Émeute à Bôdô (Agneby-Tiassa) : Pierre Dimba et le préfet exfiltrés après de violents heurts autour du projet PK 108
Une réunion consacrée au projet économique PK 108 a viré à l’émeute le samedi 9 mai 2026 dans le village de Bôdô, situé dans la sous-préfecture de Tiassalé (région de l’Agneby-Tiassa). Selon plusieurs médias locaux et des témoignages relayés sur les réseaux sociaux, le ministre de la Santé et président du Conseil régional de l’Agneby-Tiassa, Pierre N'Gou Dimba, ainsi que le préfet de région, ont dû être exfiltrés en urgence sous haute protection après de violents affrontements.
Une réunion sous tension autour des compensations foncières
D’après des informations publiées par plusieurs sources locales, les tensions ont éclaté au cours d’échanges portant sur les compensations financières liées à l’acquisition de terres dans le cadre du projet PK 108.
Des habitants auraient dénoncé des montants de rachat jugés insuffisants, accusant les porteurs du projet de ne pas suffisamment prendre en compte les intérêts des communautés locales. Le climat se serait progressivement détérioré jusqu’à devenir incontrôlable.
Selon plusieurs témoins, une rumeur annonçant l’interpellation d’un jeune du village aurait servi de détonateur à la colère populaire.
Résidence incendiée et véhicules officiels caillassés
La situation a rapidement dégénéré en affrontements violents. Des groupes de jeunes auraient attaqué des véhicules administratifs à coups de pierres tandis qu’une résidence attribuée au chef du village aurait été incendiée.
Deux gendarmes auraient été blessés au cours des heurts, selon des sources sécuritaires relayées par la presse locale. Face à la montée des violences, les forces de sécurité ont procédé à l’exfiltration du ministre Pierre Dimba et du préfet afin d’éviter un drame.
Aucun décès n’a été officiellement confirmé à ce stade.
Un village sous haute surveillance
Depuis les incidents, Bôdô ferait l’objet d’une importante opération de sécurisation menée par les forces de l’ordre. Plusieurs habitants auraient quitté temporairement le village, craignant des représailles ou de nouvelles interpellations.
Les médias locaux évoquent déjà plus de cinquante arrestations dans le cadre de l’enquête ouverte après les violences.

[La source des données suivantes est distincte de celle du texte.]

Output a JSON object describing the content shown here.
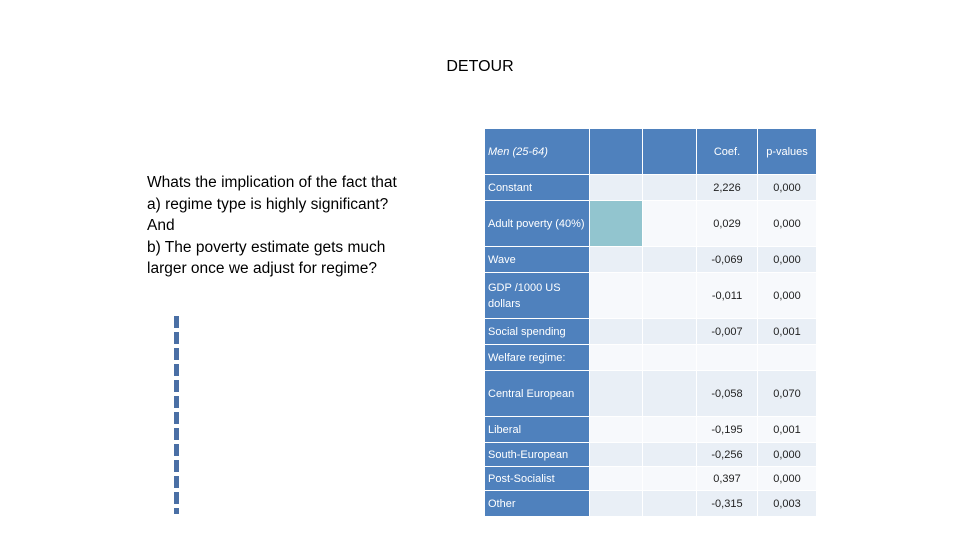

Les autorités chercheraient notamment à identifier les auteurs des dégradations de biens publics, des incendies volontaires et des attaques contre les forces de sécurité.
Jusque la aucune déclaration détaillée du ministère de la Santé ni du ministère de l’Intérieur n’a encore été publiée concernant les circonstances exactes des affrontements.
Le silence alimente de nombreuses spéculations sur les responsabilités dans la gestion du dossier foncier et sur les modalités de négociation avec les populations locales.
La présence de Pierre Dimba dans cette affaire illustre également les enjeux politiques et économiques liés aux grands projets de développement dans l’Agneby-Tiassa, une région stratégique proche d’Abidjan.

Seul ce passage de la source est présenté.